En guerre avec l’Espagne, Henri IV met à feu et à sang Arbois et les autres paisibles cités de la Franche-Comté espagnole.
Par Frédéric Lewino et Gwendoline Dos Santos

Ah ! Le bon roi Henri IV ! Cet admirable père de famille qui se met à quatre pattes pour jouer avec ses enfants, cet insatiable séducteur qui roucoule devant chaque jupon, ce mécène des Restos du coeur qui offre une poule au pot à chacun de ses sujets, comme nous l’aimons... C’est notre roi préféré. Pourtant, il possède également une face sombre qui est tombée dans les oubliettes de l’histoire. Ce bon vivant est aussi un monstre qui massacre et rançonne des citadins paisibles, uniquement coupables de s’être refusés à lui. Comme tous les grands seigneurs de cette époque, le Béarnais commet des forfaits qui le mettraient, aujourd’hui, sur le même pied, que Hitler ou Staline.

Fin 1594, Henri IV déclare la guerre à l’Espagne pour récupérer à tout prix le comté de Bourgogne (aujourd’hui, la Franche-Comté). En janvier 1595, plutôt que d’envoyer ses propres troupes guerroyer, il lâche sur le pays ses deux alliés, les tristes sires lorrains de Tremblecourt et d’Haussonville. Ceux-ci massacrent et pillent la région sans vergogne. Aucune crainte de se voir condamnés par les Nations unies : Poutine veille... De nombreuses cités sont prises d’assaut dans un bain de sang. La population de Baulay est égorgée. Vesoul et plusieurs autres villes n’échappent à la mise à sac qu’en payant une forte rançon. Seules celles qui sont protégées par de hautes murailles, comme Dole et Gray, évitent la destruction totale. Selon un ancien traité d’alliance, les cantons suisses auraient dû venir au secours du comté de Bourgogne, mais ils font le mort.

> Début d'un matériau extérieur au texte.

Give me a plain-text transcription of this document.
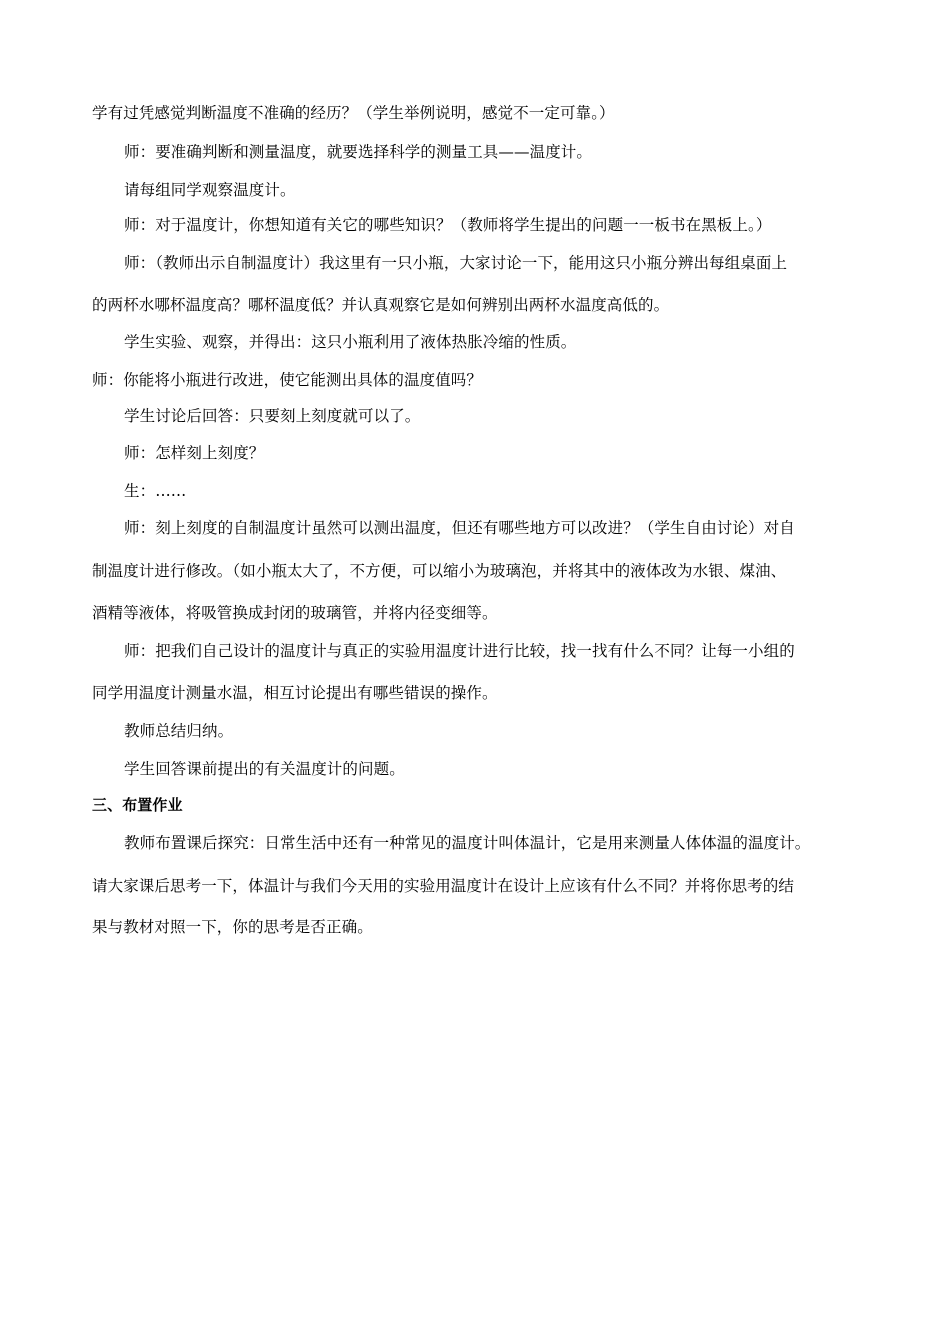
学有过凭感觉判断温度不准确的经历？（学生举例说明，感觉不一定可靠。）
师：要准确判断和测量温度，就要选择科学的测量工具——温度计。
请每组同学观察温度计。
师：对于温度计，你想知道有关它的哪些知识？（教师将学生提出的问题一一板书在黑板上。）
师：（教师出示自制温度计）我这里有一只小瓶，大家讨论一下，能用这只小瓶分辨出每组桌面上
的两杯水哪杯温度高？哪杯温度低？并认真观察它是如何辨别出两杯水温度高低的。
学生实验、观察，并得出：这只小瓶利用了液体热胀冷缩的性质。
师：你能将小瓶进行改进，使它能测出具体的温度值吗？
学生讨论后回答：只要刻上刻度就可以了。
师：怎样刻上刻度？
生：……
师：刻上刻度的自制温度计虽然可以测出温度，但还有哪些地方可以改进？（学生自由讨论）对自
制温度计进行修改。（如小瓶太大了，不方便，可以缩小为玻璃泡，并将其中的液体改为水银、煤油、
酒精等液体，将吸管换成封闭的玻璃管，并将内径变细等。
师：把我们自己设计的温度计与真正的实验用温度计进行比较，找一找有什么不同？让每一小组的
同学用温度计测量水温，相互讨论提出有哪些错误的操作。
教师总结归纳。
学生回答课前提出的有关温度计的问题。
三、布置作业
教师布置课后探究：日常生活中还有一种常见的温度计叫体温计，它是用来测量人体体温的温度计。
请大家课后思考一下，体温计与我们今天用的实验用温度计在设计上应该有什么不同？并将你思考的结
果与教材对照一下，你的思考是否正确。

En fin de compte, ce sont les Espagnols qui se réveillent pour éviter de perdre le comté. Le roi d’Espagne lève une armée qui ne fait qu’une bouchée des petites troupes d’Haussonville et de Tremblecourt. Du coup, le roi français est contraint de sortir du bois avec une véritable armée commandée par le maréchal de Biron. Il veut en découdre et faire raquer ces riches Francs-Comtois. La troupe espagnole, décimée par la maladie, est facilement vaincue. Henri IV a désormais les mains libres pour rançonner à sa guise les cités franc-comtoises.

Se payer sur la bête

Les bourgeois de Besançon acceptent rapidement de verser 30 000 écus en échange de leur tranquillité. Mais ceux d’Arbois n’ont pas l’intention de se faire racketter, serait-ce par le roi de France. Quand, le 4 août 1595, le maréchal de Biron s’établit dans les faubourgs de la cité, la population organise la défense. Tout le monde donne la main, hommes, femmes, enfants. Les assiégés refusent toutes les propositions de reddition et se paient même le luxe de tenter plusieurs sorties. Fureur de Biron qui attaque les faubourgs. Comme ses troupes essuient de lourdes pertes, il met le feu à plus de cent vingt maisons.

Dans la nuit du 6 ou du 7, le maréchal reçoit en renfort des canons qu’il met en batterie. Dès les premiers boulets, les Arboisiens, comprenant qu’ils sont condamnés, acceptent de déposer les armes après la promesse de Biron de ne pas massacrer la population et de ne pas toucher à ses biens. Tu parles, Charles ! Les troupes, qui ont l’habitude de compléter leur maigre solde - quand elles en touchent une - avec la rapine, s’empressent de piller la ville et d’occire les habitants qui auraient l’outrecuidance de protester.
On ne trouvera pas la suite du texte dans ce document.